Y yo, me encontraba de la mano de aquella dama de los labios carmesí, me llevó justo frente a la banca en que se encontraba mi “prometida” sollozando con un pañuelo blanco empuñado en su mano derecha y en la izquierda, los pétalos de una rosa fallecida.
Dimos media vuelta y caminamos en dirección al río, ella con su largo vestido rosa y yo con mi traje negro, mi camisa blanca tan elegante, la rosa y el moño rojo, mi sombrero de ala corta y mis pies descalzos sintiendo el frío suelo hasta llegar a las tibias aguas del río del pueblo.

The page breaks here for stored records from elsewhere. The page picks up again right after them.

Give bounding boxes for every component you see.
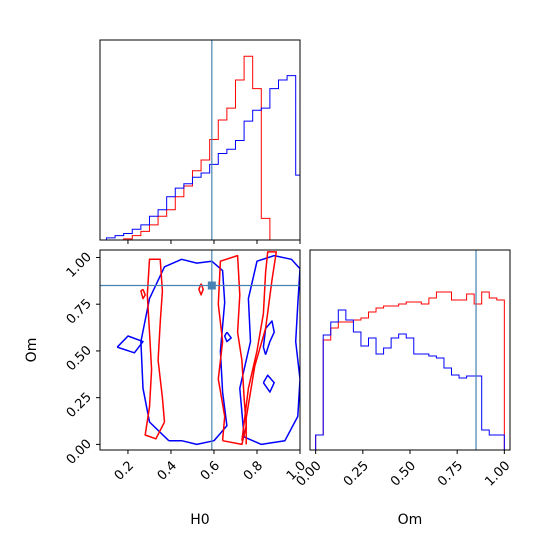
xlabel-h0: H0 <box>190 512 209 528</box>
om-histogram-frame <box>309 249 511 451</box>
h0-xtick-label-2: 0.6 <box>198 458 223 483</box>
contour-blue-2 <box>116 335 144 354</box>
contour-red-3 <box>140 288 146 300</box>
contour-lines <box>116 251 300 446</box>
h0-histogram-frame <box>99 39 301 241</box>
h0-histogram-plot-area <box>105 40 301 241</box>
om-xtick-label-3: 0.75 <box>435 458 466 489</box>
h0-xtick-label-3: 0.8 <box>241 458 266 483</box>
h0-om-contour-panel: 0.2 0.4 0.6 0.8 1.00.000.250.500.751.00 <box>64 249 309 484</box>
om-histogram-plot-area <box>315 250 505 450</box>
om-ytick-label-1: 0.25 <box>64 390 95 421</box>
h0-hist-series-1 <box>105 75 301 240</box>
contour-blue-4 <box>262 374 275 393</box>
contour-frame <box>99 249 301 451</box>
om-ytick-label-3: 0.75 <box>64 296 95 327</box>
om-histogram-panel: 0.00 0.25 0.50 0.75 1.00 <box>294 249 513 490</box>
contour-blue-5 <box>223 331 232 343</box>
om-xtick-label-4: 1.00 <box>482 458 513 489</box>
contour-red-0 <box>144 258 166 440</box>
h0-histogram-ticks <box>127 240 301 244</box>
truth-marker <box>207 281 216 290</box>
om-hist-series-1 <box>315 309 505 450</box>
om-hist-series-0 <box>315 291 505 450</box>
ylabel-om: Om <box>24 338 40 363</box>
om-ytick-label-2: 0.50 <box>64 343 95 374</box>
om-xtick-label-2: 0.50 <box>388 458 419 489</box>
contour-blue-3 <box>262 320 275 355</box>
contour-plot-area <box>100 250 300 450</box>
om-xtick-label-1: 0.25 <box>341 458 372 489</box>
contour-red-4 <box>198 283 204 296</box>
contour-blue-1 <box>239 254 300 446</box>
om-histogram-ticks: 0.00 0.25 0.50 0.75 1.00 <box>294 450 513 490</box>
om-ytick-label-4: 1.00 <box>64 250 95 281</box>
h0-histogram-panel <box>99 39 301 244</box>
h0-xtick-label-1: 0.4 <box>155 458 180 483</box>
contour-ticks: 0.2 0.4 0.6 0.8 1.00.000.250.500.751.00 <box>64 250 309 484</box>
om-ytick-label-0: 0.00 <box>64 437 95 468</box>
contour-red-2 <box>241 251 278 445</box>
contour-blue-0 <box>140 258 228 446</box>
xlabel-om: Om <box>398 512 423 528</box>
h0-xtick-label-0: 0.2 <box>112 458 137 483</box>
h0-hist-series-0 <box>106 55 300 241</box>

Atrás queda “mi prometida” en aquella triste banca, acompañada de un gato negro que se lamenta en las noches tristes, esas sin luna.
Aquí en El Fuerte, en la Plazuela, frente a Palacio Municipal, dicen que sólo muy pocos la han visto y que aquellos que pueden verle los ojos tristes, sentencian la muerte del amor de su vida y en su locura viven días de tormentas, de llanto y de gritos sordos, hasta que la bella dama de los labios carmesí los toma de la mano para liberarlos.
Y mi prometida pasa las tardes de octubre llorándole a un amor que se fue, llorando por mí.